Rape is a common weapon of any war; no one knows how many Iraqi women have been raped since the war began in 2003. Most crimes against women “are not reported because of stigma, fear of retaliation, or lack of confidence in the police,” MADRE, an international women’s rights group, wrote in its 2007 report about violence against women in Iraq. Some women, like Khalida, are raped by Iraqi security forces. A 2005 report published by the Iraqi National Association for Human Rights found that women held in Interior Ministry detention centers endure “systematic rape by the investigators.”
A handful of organizations are working to help rape victims in Iraq. MADRE, together with the Organization of Women’s Freedom in Iraq, operates several shelters and safe houses in Baghdad for Iraqi rape victims, where the women have access to healthcare and counseling.

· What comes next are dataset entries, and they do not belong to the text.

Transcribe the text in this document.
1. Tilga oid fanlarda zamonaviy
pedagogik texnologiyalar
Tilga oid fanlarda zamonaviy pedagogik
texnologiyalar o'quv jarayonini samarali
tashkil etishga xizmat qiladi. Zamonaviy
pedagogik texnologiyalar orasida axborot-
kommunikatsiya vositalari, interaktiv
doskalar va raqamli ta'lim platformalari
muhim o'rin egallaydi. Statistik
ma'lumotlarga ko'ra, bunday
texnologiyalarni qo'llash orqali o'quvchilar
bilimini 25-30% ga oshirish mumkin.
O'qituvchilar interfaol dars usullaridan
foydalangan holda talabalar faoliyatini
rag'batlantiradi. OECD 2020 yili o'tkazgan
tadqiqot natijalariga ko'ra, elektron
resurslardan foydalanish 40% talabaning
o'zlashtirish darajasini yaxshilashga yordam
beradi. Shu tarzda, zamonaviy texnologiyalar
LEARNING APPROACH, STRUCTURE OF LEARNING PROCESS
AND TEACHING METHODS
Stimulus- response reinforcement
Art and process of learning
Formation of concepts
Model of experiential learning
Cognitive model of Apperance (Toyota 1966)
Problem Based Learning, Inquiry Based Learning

But militias often target women’s rights advocates in Iraq, so these facilities are “a clandestine network,” operated by “mostly somebody who at a great risk to themselves has opened a room for these victims,” says Yifat Susskind, MADRE’s communications director. The shelters have helped several thousand Iraqi women since 2003. Most rape victims learn about the shelters from other women.
Documenting sexual assault in Iraq by international researchers remains complicated because of widespread violence. “There’s been a security issue, so we haven’t been able to get people on the ground to look at the issue for a long time,” says Marianne Mollmann, who leads women’s rights advocacy at the New York-based Human Rights Watch, which published its last report about rape in Iraq in 2003.
Similarly, no one has tried to estimate how many Iraqi refugees have been raped while in Iraq or in Jordan, says Mohamad Habashneh, a Jordanian psychiatrist who works with Iraqi rape victims.
Mr. Habashneh has treated approximately 40 Iraqi rape victims for clinical depression and post-traumatic stress disorder. But he estimates that they are just a fraction of Iraqi refugees who had been raped.
Psychiatrists like Habashneh charge between $25 and $40 per visit, too expensive for most Iraqi refugees, who, like Khalida, live hand-to-mouth on monthly handouts of about $100 from international agencies.
Many victims are afraid to go outside or travel to a clinic out of fear of being detained by Jordanian authorities.
To help these women, women’s rights organizations in Jordan must coordinate with larger agencies, such as UNHCR, to provide care and programs that would help the victims earn money “because rape survivors are alienated from their family and therefore have no way to sustain themselves,” Ms. Susskind says.
But so far, these resources are not available for most Iraqi rape victims in Jordan. There are no support groups, no counselors, no hot lines, an no one to soothe Khalida when she has flashbacks that make her relive the day when assailants dressed in police uniforms arrived at the Oil Ministry where she worked and said they were taking her in for questioning.
She did not tell her husband that she had been raped but he figured it out. Now, Khalida does not blame him for going away, or for leaving her so vulnerable to men who wish to prey on her.
“I have his phone number,” she says, sobbing quietly. “I dial it sometimes for the kids to talk to their father. Sometimes, because I love him, I like to hear his voice. But when I say ‘hello’ he hangs up.”